The next day Louisa did not appear to be any better. Her condition had not deteriorated, the doctors at the Hôtel-Dieu told me. She had not sunk. But they had been hoping for a massive move back toward normalcy, after treatment. And this had not occurred. I sat by her bed for an hour or more in the late morning, trying to talk fight into her. Edith had said she would do the same thing later in the afternoon. Louisa’s stentorious breathing was a very enervating thing to be around. I left and went down past Notre-Dame, feeling exhausted, and crossed the bridge to the Brasserie for some lunch. There was no point in my even thinking about working.
Apparently everybody on the damned Island knew the whole story. Madame Dupont left her cash box and came over to my table to ask about her.
“Et comment va la pauvre Madame Gallagher?”
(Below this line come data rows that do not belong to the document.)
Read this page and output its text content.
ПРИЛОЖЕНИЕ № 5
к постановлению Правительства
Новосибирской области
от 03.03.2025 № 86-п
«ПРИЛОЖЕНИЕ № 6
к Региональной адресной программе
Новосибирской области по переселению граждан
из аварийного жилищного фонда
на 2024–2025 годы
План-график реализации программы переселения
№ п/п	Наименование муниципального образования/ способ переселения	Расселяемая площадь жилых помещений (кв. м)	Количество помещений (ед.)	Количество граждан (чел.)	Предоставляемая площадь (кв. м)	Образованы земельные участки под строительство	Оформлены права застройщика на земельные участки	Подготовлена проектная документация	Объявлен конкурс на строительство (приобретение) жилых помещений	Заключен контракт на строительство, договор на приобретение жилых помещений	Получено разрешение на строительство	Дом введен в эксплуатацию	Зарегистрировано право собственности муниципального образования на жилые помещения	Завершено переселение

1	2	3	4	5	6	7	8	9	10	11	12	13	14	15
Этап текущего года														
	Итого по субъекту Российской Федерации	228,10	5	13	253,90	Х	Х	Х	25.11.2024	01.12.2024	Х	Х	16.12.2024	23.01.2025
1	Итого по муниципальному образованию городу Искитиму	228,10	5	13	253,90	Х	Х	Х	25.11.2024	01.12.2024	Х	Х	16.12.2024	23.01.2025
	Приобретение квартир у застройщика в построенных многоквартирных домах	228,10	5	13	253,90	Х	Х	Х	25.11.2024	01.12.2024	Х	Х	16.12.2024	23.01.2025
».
I said not bad, and that I thought she’d be all right. Later, when she came in, the little daughter came and asked me the same thing. I gave her the same answer. After saucisses and choucroute I went home and lay down on my bed. My Portuguese came and stood by the door and asked me the same question.
I called Harry again that evening in Rome, and gave him my latest report. He had apparently been in touch with the hospital authorities in the Hôtel-Dieu, who had told him the same as what I told him.
“I was afraid you might not call back,” he said over the phone. “But I should have known.”
“Oh. You know me,” I said feebly. “But I want you to know that I still think you’re a prick. A prime prick.”
“I suppose I am,” he said slowly. “It’s just that— It’s just that, I thought of all people you might understand me when I told you I couldn’t help it.”
“Well, you ought to be able to help it,” I said with some heat.
“I suppose I should,” Harry said, “I suppose I should.” This time it was he who hung up in my ear.
The day before a series of street battles had spread all through Paris. Students and workers were out all over the place, battling thousands of helmeted police and CRS. Another death had been reported in the morning, this time a worker in a town called Sochaux near the Swiss border, where a strikebound factory full of sit-ins was being cleared out by police. Union leaders claimed the bullet which killed the worker, a young man of 24 named Jean Beylot, was a 9 mm bullet. Many of the police were armed with 9 mm handguns. The police, of course, claimed—and proved—that workers and rioters had robbed police vans of guns and ammunition, and said that none of their men had fired any shots.
In any case, it set off in Paris another frantic day of rioting. In Toulouse, in southern France, a demonstration by 2,500 students turned into a melée with the police in which the students set up a large number of barricades and burned out the Gaullist election headquarters.